I hear talk about micro-lending not in developing nations, but here in the U.S.A. It’s a great idea.
Recently, LinkedIn founder Reid Hoffman proposed that the SBA and other investors give loans of up to $50,000 to small entrepreneurs. Here’s what he said:
Why? Because models of investment besides just venture capital can stimulate the economy. Let’s not neglect entrepreneurs who create coffee shops, florists, taxi services or other small businesses that help the economy thrive at the local level. Sometimes, a coffee shop becomes Starbucks. These don’t require venture funding; they just need a small business loan to get started and grow. Micro-lending has proved viable around the world — let’s do more of it at home. If a service like Kiva.org (disclosure: I’m a board member) can succeed in 12 countries, it can succeed here too.

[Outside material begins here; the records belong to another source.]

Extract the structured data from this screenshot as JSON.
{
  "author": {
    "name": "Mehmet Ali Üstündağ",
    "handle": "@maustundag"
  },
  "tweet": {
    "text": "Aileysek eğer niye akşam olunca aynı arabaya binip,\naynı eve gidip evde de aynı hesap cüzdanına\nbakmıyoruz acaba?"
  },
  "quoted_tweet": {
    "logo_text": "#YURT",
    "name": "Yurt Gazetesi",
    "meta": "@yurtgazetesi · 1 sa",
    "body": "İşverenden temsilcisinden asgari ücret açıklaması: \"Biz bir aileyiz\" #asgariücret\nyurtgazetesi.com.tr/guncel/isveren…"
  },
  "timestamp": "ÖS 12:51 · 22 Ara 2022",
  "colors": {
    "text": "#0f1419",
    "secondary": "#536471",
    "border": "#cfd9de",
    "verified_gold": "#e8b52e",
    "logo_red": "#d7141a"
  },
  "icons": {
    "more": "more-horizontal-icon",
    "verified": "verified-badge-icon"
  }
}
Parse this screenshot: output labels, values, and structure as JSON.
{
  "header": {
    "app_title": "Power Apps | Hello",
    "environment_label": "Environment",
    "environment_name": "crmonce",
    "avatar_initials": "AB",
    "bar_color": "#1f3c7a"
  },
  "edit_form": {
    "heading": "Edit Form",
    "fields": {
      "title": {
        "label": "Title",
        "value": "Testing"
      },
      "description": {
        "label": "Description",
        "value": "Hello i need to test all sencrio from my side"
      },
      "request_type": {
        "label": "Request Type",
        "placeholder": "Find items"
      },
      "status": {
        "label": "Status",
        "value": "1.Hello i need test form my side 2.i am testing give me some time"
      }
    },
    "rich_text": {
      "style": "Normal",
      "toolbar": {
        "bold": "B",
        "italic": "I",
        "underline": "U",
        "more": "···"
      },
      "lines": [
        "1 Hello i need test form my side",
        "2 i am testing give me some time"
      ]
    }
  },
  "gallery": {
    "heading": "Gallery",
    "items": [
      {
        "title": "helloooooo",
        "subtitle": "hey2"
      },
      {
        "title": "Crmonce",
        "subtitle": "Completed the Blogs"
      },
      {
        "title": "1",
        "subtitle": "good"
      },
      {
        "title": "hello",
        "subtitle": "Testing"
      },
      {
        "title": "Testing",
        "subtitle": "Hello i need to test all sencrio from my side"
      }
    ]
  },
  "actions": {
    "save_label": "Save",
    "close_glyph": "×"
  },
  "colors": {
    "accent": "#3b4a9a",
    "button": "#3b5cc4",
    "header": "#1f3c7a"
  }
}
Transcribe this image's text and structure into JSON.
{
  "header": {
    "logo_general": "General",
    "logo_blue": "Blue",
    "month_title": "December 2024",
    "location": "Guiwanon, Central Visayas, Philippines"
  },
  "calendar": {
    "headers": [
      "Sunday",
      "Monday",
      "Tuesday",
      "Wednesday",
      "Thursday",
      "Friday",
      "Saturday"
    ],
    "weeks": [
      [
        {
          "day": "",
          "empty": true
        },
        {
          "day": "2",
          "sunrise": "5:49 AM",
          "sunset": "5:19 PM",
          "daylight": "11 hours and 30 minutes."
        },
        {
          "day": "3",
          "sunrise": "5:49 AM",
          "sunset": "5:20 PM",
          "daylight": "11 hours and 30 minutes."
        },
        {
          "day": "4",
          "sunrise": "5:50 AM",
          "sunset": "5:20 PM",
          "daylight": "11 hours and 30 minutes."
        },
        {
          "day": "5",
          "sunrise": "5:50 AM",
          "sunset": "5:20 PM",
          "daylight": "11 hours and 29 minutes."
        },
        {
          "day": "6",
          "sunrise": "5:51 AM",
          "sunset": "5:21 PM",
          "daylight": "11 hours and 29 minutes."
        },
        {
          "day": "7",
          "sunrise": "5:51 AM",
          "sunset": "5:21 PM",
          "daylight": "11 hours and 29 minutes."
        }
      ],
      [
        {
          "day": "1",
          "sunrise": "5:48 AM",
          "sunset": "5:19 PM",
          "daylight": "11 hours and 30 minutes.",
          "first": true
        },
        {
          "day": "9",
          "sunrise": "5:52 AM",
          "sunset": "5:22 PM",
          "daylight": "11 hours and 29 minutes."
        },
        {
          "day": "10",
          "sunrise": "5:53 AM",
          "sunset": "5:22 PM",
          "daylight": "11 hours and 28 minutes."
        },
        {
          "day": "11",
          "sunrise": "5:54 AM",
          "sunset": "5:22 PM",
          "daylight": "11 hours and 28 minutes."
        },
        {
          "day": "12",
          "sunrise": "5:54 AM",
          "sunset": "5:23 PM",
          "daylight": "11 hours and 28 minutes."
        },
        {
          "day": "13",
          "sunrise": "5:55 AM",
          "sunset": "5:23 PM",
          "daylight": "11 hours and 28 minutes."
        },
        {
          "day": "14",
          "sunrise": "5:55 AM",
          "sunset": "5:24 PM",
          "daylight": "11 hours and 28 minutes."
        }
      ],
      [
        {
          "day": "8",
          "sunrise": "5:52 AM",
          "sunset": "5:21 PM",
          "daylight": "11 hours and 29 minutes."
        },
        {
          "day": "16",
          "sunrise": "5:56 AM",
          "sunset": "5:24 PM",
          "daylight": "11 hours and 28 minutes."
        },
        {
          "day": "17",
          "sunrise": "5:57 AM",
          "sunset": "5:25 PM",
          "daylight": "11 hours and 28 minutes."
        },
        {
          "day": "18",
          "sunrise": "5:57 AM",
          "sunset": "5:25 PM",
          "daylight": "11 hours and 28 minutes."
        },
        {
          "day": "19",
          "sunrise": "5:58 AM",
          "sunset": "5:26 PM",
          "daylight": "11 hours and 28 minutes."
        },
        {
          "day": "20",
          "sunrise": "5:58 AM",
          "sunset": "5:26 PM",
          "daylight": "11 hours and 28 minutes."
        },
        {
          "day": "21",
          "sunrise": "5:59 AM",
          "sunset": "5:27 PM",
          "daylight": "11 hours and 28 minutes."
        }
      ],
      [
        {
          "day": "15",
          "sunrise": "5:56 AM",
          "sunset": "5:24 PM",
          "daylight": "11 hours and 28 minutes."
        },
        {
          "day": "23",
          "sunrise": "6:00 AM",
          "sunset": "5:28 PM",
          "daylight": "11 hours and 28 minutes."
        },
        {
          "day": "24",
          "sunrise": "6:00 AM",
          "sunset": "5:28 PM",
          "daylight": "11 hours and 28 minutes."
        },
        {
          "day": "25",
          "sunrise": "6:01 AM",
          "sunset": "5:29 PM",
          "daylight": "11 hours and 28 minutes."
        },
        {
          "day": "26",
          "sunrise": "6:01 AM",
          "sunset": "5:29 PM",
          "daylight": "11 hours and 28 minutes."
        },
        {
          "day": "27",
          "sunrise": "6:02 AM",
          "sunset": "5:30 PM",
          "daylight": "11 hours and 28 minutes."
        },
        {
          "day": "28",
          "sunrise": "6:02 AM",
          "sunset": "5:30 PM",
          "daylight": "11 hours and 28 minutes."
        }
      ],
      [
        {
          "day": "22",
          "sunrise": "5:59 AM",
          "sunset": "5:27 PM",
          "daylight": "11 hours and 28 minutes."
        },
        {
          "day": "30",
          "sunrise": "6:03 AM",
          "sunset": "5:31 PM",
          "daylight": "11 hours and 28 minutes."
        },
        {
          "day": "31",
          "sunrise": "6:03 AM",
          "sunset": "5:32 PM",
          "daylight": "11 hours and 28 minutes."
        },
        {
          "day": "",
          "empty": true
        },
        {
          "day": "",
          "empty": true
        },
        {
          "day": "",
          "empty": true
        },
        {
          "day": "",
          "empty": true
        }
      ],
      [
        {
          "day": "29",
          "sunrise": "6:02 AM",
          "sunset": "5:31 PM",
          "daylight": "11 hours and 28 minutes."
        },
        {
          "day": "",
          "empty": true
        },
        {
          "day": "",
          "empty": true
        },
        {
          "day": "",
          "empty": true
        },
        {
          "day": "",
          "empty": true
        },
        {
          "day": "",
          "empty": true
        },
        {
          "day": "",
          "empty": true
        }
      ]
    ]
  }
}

Also, Y Combinator just got backing from Sequoia Capital and angel investors Ron Conway, Paul Buchheit and Aydin Aenkut to launch a $2 million fund. Y Combinator is one of several seed-investment funds that invests $5,000 to $20,000 in startups, taking a 5% to 10% stake. As you can tell from the small size of the investments, these are tiny companies of the kind that rarely get venture funding. Also, unlike VCs or many traditional angels, Y Combinator isn’t after controlling stakes.
Of course, Y Combinator doesn’t focus on the type of small business Hoffman is talking about. He means plain-Jane, non-techie, locally oriented ventures–the majority of small businesses today. In any case, boosting small ventures and startups with small amounts of money to help them survive–and grow–in this economy is an important idea. I hope Obama, as well as private investors, take it to heart.